"A MONUC team has started the investigations [in the area] where 80,000 to 120,000 people are displaced," Patricia Tome, MONUC's chief of public information, told reporters in the capital, Kinshasa.
The Bishop of Beni-Butembo, Monsignor Melchisedec Sikuli Paluku, and human rights activists have accused the Mouvement pour la liberation du Congo (MLC), led by Jean-Pierre Bemba, and its ally, the Rassemblement congolais pour la democratie-National (RCD-N) of practising cannibalism.
"Internally displaced people have reported that [the rebels] have eaten pygmies and forced prisoners to eat their own ears, big toes and other body parts," Sikuli said.
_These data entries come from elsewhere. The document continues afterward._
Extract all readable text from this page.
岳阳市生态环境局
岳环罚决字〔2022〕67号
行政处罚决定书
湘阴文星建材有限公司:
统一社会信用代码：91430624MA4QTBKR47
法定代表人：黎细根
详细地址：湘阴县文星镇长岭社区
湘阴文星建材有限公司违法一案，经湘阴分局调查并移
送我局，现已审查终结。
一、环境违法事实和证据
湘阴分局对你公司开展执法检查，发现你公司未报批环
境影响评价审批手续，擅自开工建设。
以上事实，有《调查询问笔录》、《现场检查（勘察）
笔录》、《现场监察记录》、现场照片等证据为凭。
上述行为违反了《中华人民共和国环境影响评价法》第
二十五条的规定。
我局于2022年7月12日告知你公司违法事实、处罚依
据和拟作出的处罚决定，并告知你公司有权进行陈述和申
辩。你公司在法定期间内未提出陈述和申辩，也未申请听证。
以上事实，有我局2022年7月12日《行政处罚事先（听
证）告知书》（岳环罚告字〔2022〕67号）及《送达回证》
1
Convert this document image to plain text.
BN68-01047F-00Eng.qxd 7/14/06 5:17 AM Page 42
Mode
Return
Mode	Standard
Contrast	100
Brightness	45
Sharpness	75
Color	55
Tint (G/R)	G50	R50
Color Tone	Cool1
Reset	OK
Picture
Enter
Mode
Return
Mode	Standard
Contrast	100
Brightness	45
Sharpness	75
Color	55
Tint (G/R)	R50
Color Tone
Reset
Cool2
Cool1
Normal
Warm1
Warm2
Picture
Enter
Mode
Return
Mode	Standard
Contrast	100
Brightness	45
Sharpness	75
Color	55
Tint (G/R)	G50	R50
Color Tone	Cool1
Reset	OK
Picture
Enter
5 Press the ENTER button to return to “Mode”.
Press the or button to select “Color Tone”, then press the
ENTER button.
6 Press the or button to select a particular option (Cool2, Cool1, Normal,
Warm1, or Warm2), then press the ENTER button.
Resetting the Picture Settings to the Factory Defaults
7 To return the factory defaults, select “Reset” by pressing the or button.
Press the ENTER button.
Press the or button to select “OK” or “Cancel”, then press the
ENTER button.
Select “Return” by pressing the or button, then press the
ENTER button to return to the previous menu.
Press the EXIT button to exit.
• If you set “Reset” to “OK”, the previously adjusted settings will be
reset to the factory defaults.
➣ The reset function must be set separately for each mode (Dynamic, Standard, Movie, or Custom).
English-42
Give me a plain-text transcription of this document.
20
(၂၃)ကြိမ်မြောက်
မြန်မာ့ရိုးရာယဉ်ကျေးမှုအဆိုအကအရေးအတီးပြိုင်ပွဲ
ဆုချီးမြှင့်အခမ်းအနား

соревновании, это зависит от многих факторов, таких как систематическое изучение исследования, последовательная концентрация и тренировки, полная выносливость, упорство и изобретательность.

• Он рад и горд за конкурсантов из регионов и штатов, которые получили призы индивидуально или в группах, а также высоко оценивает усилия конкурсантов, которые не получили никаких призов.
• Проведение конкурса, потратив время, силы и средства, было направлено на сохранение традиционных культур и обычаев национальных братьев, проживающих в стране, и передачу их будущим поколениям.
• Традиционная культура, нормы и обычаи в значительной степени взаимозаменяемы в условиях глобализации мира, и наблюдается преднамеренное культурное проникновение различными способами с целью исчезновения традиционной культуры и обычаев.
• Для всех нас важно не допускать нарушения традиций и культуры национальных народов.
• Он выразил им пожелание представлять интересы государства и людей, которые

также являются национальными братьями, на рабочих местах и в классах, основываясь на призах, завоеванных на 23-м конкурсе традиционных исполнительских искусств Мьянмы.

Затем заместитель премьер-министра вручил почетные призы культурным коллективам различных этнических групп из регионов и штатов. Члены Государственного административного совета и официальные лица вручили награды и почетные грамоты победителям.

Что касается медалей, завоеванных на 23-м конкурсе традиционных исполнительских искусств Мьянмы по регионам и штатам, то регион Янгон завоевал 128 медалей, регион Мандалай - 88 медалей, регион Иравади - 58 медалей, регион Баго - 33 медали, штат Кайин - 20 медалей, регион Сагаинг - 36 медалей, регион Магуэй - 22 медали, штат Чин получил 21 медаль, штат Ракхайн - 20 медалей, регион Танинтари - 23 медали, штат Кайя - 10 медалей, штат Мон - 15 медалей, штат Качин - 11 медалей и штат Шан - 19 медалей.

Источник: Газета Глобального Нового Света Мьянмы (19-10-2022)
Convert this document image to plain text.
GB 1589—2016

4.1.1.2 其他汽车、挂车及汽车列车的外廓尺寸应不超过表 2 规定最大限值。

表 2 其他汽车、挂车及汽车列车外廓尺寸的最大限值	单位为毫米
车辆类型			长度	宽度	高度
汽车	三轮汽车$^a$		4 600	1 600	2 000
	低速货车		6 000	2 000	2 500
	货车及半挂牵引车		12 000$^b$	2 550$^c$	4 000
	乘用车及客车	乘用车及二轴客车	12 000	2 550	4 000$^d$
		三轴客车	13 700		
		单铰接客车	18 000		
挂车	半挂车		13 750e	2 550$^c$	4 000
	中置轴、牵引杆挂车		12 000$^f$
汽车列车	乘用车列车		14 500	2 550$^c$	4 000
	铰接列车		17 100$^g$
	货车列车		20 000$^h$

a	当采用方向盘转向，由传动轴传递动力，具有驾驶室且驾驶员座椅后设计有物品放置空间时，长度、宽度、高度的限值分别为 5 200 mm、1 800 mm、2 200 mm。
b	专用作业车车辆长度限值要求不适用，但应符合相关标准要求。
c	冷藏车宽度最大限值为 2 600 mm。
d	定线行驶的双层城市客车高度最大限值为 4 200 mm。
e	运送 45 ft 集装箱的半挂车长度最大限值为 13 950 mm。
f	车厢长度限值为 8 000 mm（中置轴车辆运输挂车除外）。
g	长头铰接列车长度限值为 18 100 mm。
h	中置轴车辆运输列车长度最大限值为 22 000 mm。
Investigators have already interviewed 200 displaced people. Tome said those interviewed were mostly rape victims, those whose properties were looted, those whose animals were slaughtered, and witnesses to summary and extrajudicial executions. However, she said, the investigators had not yet uncovered "precise information" indicating cannibalism. The outcome of the investigation would be sent to the UN Security Council.
"Mbusa Nyamwisi [leader of the RCD-Kisangani-Mouvement de Liberation [RCD-K/ML] has promised to hunt for those responsible for these violation, and Jean-Pierre Bemba has promised to punish those responsible," Tome said.
The MLC and the RCD-N resumed fighting against the RCD-K-ML a day after signing an UN-sponsored ceasefire accord in the northwestern town of Gbadolite on 30 December. The renewed fighting has caused nearly 130,000 people to flee.